There are some clear discrepancies in the Fantasy Congress formula. Much like in professional sports, it can be difficult to measure a lawmaker’s impact, which is not always determined simply by the volume of introduced legislation.

For instance, Rep. John P. Murtha, Pennsylvania Democrat, was instrumental in galvanizing the antiwar elements of his party before last November’s election. However, he had a mere 36 points for the last session of Congress, according to the Fantasy Congress Web site.

Conversely, Rep. Don Young, Alaska Republican, has been ridiculed by critics across the political spectrum for his “bridge to nowhere” legislation. Yet, Mr. Young was last session’s top Fantasy Congress lawmaker, with 2,041 points.

Still, the game has become so popular there has even been talk of starting up the equivalent of Fantasy Congress leagues in other countries. During a visit to Claremont McKenna last year, former Israeli Prime Minister Ehud Barak said, “That would be great,” when asked about the idea of creating a “Fantasy Knesset.”

Of course, it’s probably little more than fantasy to imagine what is in essence an online gambling forum serving as a catalyst for political activism.
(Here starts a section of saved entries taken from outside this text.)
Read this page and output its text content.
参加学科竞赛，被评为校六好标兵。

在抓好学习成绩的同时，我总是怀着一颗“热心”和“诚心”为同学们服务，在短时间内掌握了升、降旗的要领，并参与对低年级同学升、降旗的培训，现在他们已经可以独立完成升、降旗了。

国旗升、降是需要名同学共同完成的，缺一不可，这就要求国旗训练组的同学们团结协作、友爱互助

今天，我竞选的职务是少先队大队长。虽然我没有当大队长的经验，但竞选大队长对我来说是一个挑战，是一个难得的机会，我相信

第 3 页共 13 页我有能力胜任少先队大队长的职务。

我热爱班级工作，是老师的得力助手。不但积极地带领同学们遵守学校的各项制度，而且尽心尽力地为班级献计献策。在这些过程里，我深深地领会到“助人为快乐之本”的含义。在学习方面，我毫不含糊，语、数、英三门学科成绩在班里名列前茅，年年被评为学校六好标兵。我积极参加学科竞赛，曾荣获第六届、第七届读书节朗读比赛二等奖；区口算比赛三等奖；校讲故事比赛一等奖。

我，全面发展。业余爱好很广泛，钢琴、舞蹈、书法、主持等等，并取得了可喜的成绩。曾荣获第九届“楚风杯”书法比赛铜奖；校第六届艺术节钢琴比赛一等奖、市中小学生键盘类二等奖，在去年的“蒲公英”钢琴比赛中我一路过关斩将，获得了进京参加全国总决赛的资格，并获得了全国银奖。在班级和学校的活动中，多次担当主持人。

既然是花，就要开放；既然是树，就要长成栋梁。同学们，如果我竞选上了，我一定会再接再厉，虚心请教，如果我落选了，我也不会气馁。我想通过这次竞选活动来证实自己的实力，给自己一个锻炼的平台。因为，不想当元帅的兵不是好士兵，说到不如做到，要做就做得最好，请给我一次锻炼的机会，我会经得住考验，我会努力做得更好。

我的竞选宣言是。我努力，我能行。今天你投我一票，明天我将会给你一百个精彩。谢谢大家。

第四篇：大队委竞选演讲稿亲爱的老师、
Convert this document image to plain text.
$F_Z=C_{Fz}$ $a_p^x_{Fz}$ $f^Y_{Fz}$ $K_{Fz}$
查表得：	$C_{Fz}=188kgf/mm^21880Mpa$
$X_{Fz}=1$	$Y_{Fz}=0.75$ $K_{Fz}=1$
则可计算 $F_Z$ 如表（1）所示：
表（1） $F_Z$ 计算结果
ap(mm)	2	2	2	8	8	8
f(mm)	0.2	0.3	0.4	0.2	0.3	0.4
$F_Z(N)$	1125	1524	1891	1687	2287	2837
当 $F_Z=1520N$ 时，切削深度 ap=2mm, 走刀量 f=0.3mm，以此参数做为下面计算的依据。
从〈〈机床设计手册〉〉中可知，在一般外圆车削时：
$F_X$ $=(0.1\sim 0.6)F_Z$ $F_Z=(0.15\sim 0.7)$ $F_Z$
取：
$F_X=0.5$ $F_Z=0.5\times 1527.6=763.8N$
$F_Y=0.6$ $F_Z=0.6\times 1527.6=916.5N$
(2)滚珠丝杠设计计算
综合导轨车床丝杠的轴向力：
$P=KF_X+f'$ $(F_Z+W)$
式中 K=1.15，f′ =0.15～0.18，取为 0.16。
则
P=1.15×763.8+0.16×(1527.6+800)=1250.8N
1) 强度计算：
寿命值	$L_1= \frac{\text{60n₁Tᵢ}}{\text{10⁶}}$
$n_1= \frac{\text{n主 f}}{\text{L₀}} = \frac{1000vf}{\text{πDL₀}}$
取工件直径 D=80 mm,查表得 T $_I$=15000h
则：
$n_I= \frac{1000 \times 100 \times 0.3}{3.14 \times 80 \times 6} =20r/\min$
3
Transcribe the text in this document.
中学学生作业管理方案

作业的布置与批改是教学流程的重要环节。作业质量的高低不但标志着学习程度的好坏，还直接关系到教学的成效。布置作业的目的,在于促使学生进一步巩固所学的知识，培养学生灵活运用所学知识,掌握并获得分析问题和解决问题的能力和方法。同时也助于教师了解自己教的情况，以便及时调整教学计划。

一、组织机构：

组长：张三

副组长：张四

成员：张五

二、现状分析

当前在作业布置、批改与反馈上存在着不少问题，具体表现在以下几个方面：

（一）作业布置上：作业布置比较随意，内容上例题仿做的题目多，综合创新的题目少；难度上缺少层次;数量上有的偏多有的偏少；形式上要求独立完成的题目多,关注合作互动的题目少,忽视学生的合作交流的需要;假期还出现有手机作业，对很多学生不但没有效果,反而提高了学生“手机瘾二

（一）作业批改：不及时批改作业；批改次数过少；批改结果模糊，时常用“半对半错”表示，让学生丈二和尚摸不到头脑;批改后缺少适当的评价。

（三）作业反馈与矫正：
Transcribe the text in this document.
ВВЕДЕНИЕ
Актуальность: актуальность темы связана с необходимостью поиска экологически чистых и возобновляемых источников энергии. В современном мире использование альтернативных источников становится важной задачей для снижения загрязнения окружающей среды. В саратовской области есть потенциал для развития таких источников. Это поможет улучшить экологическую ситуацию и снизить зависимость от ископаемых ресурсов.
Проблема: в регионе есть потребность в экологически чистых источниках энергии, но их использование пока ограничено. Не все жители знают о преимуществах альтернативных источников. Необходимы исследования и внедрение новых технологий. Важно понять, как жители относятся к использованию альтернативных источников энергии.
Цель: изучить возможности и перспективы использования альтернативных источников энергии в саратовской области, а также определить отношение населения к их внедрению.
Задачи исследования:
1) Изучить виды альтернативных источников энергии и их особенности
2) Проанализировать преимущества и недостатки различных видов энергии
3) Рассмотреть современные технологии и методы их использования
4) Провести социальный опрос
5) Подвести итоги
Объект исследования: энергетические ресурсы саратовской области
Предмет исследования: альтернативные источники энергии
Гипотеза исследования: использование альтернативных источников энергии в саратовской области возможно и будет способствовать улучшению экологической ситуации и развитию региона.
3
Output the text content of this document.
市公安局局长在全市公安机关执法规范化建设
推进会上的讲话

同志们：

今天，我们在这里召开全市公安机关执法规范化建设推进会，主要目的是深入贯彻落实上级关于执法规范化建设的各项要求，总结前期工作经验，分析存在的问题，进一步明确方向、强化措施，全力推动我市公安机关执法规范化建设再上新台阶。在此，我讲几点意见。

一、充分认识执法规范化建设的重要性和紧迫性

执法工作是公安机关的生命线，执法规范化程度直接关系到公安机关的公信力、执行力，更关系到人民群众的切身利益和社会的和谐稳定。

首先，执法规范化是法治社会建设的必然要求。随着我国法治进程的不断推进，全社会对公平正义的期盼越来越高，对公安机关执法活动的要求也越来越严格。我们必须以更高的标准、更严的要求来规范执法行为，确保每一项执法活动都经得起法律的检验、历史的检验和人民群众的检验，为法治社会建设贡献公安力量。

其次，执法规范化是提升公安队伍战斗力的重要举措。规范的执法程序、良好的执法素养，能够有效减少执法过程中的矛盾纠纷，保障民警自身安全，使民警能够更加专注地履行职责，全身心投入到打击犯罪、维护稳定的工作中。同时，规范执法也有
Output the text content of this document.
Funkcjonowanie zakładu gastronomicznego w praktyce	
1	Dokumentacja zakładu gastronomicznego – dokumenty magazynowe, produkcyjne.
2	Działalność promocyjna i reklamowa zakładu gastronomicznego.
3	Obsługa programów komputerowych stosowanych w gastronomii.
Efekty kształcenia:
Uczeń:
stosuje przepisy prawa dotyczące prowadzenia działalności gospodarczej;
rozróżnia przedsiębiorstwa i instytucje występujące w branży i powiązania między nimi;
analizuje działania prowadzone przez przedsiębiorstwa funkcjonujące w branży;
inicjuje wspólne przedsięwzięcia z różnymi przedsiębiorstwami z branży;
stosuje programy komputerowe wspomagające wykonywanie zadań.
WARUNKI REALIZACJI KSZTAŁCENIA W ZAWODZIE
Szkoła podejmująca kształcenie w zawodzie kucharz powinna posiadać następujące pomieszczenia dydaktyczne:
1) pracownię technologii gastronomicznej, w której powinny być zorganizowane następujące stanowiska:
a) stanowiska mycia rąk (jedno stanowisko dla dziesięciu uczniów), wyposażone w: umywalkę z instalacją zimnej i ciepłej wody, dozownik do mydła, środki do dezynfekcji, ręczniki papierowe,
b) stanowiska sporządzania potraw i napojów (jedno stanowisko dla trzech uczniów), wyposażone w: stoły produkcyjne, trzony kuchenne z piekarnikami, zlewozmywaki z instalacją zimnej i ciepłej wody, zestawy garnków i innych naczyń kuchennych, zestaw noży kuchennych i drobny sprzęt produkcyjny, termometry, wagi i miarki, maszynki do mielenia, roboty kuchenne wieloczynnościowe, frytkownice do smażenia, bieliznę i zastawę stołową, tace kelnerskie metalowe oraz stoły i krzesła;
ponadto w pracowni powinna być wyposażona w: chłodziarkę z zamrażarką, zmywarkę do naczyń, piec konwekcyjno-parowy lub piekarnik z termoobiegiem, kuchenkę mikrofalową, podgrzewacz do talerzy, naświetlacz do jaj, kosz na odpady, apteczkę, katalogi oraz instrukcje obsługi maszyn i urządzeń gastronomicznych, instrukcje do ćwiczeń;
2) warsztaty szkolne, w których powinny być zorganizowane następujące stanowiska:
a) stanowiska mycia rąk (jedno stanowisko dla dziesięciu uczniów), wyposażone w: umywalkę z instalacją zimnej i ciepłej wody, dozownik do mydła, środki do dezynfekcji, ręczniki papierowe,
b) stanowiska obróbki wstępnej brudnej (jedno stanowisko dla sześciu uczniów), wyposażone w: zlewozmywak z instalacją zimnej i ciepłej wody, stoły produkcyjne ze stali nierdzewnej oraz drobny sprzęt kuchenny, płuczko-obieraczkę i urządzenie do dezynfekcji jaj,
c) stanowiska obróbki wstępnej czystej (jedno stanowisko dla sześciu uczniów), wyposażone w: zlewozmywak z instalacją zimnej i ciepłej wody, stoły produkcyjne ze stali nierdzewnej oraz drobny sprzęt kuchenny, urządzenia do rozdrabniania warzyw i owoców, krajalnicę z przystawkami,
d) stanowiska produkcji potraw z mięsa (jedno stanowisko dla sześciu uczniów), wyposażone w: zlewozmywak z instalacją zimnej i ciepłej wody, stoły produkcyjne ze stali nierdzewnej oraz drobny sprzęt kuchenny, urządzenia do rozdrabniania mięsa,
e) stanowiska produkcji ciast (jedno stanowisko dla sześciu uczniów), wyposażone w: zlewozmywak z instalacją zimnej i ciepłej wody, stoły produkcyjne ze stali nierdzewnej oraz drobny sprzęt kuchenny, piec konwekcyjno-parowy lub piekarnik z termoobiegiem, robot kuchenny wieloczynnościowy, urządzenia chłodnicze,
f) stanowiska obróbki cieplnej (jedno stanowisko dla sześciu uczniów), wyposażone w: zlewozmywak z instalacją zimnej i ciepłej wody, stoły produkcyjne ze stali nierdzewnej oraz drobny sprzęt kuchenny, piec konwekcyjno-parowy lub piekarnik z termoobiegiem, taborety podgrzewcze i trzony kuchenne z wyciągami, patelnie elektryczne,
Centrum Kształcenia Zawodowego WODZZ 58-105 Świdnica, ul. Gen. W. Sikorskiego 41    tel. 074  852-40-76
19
But that hasn’t stopped some enthusiastic players from dreaming. “The irony? This may someday replace fantasy sports. The stakes and payoffs are so much higher. It’s not even funny,” blogger Scott Thill recently wrote on the Huffington Post Web site.

An e-mail release from the Fantasy Congress Web site says they hope to have the latest version of the game, with updated members of Congress, available by Friday.